The New York-based facilities manager reported Q2 revenue of $2.14 billion, ahead of consensus estimates by $47 million. Adjusted EBITDA came in at $183 million, representing an 8.6% margin, up 110 basis points year-over-year. Management attributed the beat to multi-year contracts signed in late 2025 with three unnamed hyperscale cloud providers, covering HVAC maintenance, electrical systems monitoring, and emergency dispatch services across 22 U.S. data-center campuses. ABM's Technical Solutions segment, which houses these contracts, grew revenue 18.3% year-over-year to $487 million.
The margin expansion matters more than the topline surprise. Data-center facilities work carries lower labor intensity than ABM's legacy office-janitorial business, and the contracts structure payment around uptime guarantees rather than hourly rates. That shift allows ABM to deploy predictive-maintenance software and reduce on-site headcount per square foot by an estimated 30% compared to traditional commercial real estate accounts. The company disclosed that its data-center contracts now represent 14% of total revenue, up from 7% two years ago, and management expects that figure to reach 20% by fiscal year-end 2027. Contract renewals in this vertical have averaged 94% over the past eighteen months, compared to 76% across ABM's broader book.

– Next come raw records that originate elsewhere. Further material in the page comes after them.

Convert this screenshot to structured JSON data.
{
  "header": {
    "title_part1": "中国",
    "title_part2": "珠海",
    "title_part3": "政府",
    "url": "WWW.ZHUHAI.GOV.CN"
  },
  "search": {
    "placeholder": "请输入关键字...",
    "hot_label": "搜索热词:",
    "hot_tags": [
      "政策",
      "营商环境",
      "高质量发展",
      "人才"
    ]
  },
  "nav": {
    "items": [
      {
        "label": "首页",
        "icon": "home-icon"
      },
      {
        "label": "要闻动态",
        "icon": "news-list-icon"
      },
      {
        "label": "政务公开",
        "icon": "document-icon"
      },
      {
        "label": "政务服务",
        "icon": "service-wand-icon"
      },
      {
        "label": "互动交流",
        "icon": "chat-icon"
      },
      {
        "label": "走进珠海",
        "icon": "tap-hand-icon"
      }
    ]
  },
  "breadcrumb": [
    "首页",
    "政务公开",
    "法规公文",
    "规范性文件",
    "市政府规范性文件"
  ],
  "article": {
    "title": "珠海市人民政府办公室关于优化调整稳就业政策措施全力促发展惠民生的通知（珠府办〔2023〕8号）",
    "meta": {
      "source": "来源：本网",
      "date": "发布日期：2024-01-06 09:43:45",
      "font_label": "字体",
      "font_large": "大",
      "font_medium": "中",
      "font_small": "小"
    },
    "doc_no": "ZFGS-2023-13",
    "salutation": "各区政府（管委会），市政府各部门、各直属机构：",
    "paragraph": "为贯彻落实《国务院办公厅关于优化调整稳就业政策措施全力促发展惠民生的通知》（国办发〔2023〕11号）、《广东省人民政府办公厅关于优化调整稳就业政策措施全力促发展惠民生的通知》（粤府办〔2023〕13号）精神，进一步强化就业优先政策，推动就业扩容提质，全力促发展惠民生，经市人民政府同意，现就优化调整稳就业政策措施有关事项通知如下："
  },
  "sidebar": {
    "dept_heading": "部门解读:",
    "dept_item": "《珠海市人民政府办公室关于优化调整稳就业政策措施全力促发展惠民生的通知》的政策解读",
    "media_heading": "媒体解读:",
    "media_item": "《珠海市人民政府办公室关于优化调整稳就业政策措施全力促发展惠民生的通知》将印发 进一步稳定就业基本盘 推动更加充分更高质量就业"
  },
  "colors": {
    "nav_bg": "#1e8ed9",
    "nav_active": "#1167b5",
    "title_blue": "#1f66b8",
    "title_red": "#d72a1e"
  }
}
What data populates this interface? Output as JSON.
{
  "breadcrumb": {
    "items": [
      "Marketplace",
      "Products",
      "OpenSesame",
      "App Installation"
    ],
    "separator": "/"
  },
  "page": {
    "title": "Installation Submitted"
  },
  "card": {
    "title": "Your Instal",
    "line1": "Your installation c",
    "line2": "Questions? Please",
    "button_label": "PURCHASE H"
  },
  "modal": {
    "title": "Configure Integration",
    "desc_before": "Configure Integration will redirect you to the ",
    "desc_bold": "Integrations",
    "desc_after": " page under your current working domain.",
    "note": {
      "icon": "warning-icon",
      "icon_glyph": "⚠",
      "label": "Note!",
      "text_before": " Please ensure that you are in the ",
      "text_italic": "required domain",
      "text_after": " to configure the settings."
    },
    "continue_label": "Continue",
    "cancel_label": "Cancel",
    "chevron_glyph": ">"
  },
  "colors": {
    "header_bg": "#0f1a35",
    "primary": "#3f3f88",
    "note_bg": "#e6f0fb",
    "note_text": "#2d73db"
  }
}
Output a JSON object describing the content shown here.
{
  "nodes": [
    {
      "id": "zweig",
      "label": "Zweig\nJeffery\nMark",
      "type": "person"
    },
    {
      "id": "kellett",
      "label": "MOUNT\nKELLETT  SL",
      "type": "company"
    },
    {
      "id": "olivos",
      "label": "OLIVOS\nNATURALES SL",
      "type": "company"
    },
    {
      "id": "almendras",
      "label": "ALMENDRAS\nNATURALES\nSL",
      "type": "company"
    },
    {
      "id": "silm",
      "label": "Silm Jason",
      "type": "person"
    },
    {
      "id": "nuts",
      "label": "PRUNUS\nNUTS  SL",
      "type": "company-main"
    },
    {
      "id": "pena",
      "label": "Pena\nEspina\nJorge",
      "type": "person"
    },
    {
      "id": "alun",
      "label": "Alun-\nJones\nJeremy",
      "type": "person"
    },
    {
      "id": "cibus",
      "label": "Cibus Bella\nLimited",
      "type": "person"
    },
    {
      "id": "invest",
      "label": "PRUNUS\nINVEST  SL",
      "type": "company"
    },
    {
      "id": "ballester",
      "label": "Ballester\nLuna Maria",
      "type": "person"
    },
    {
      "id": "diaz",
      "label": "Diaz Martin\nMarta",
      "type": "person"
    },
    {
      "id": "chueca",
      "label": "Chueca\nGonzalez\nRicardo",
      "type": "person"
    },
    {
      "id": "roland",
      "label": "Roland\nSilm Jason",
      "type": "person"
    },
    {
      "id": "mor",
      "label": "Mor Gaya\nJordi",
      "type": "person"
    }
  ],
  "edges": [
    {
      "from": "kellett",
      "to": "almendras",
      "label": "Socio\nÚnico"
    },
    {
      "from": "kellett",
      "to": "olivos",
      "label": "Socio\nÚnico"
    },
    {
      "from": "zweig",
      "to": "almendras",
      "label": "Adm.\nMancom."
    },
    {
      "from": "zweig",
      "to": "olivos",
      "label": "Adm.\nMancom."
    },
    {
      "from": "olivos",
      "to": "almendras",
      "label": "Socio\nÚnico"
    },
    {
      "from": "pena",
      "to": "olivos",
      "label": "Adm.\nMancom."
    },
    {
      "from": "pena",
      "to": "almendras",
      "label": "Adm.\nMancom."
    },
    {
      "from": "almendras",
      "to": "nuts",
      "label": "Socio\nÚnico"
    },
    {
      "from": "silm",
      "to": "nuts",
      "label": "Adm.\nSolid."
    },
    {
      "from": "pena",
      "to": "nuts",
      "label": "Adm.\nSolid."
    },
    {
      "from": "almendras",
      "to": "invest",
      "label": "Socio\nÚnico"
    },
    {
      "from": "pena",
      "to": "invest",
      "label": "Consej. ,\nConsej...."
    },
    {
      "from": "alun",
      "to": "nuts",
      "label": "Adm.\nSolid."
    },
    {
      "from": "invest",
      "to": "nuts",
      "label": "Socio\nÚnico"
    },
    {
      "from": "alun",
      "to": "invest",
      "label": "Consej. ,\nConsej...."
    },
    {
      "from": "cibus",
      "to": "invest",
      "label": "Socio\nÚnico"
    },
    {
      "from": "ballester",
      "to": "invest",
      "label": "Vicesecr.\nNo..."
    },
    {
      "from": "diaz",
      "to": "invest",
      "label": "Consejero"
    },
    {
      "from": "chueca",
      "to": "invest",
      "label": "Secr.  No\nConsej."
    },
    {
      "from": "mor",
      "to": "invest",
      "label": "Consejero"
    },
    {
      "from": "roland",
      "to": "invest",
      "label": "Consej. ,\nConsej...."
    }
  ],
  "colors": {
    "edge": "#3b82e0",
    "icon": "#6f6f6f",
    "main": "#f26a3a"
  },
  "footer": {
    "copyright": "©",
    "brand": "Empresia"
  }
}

Allocators should track three near-term indicators. First, watch for ABM's fiscal Q3 guidance in late July, particularly any commentary on contract pipeline conversion rates for the second half of calendar 2025. Second, monitor capex allocation—management signaled a $65 million investment in IoT sensor infrastructure and dispatch software over the next twelve months, suggesting confidence in sustained demand. Third, observe whether competitors like CBRE Group or JLL begin disclosing data-center facilities revenue as a separate line item; if they do, pricing pressure could emerge by early 2026.
ABM's backlog stood at $9.8 billion as of quarter-end, with $1.7 billion attributed to data-center work scheduled to commence over the next sixteen months.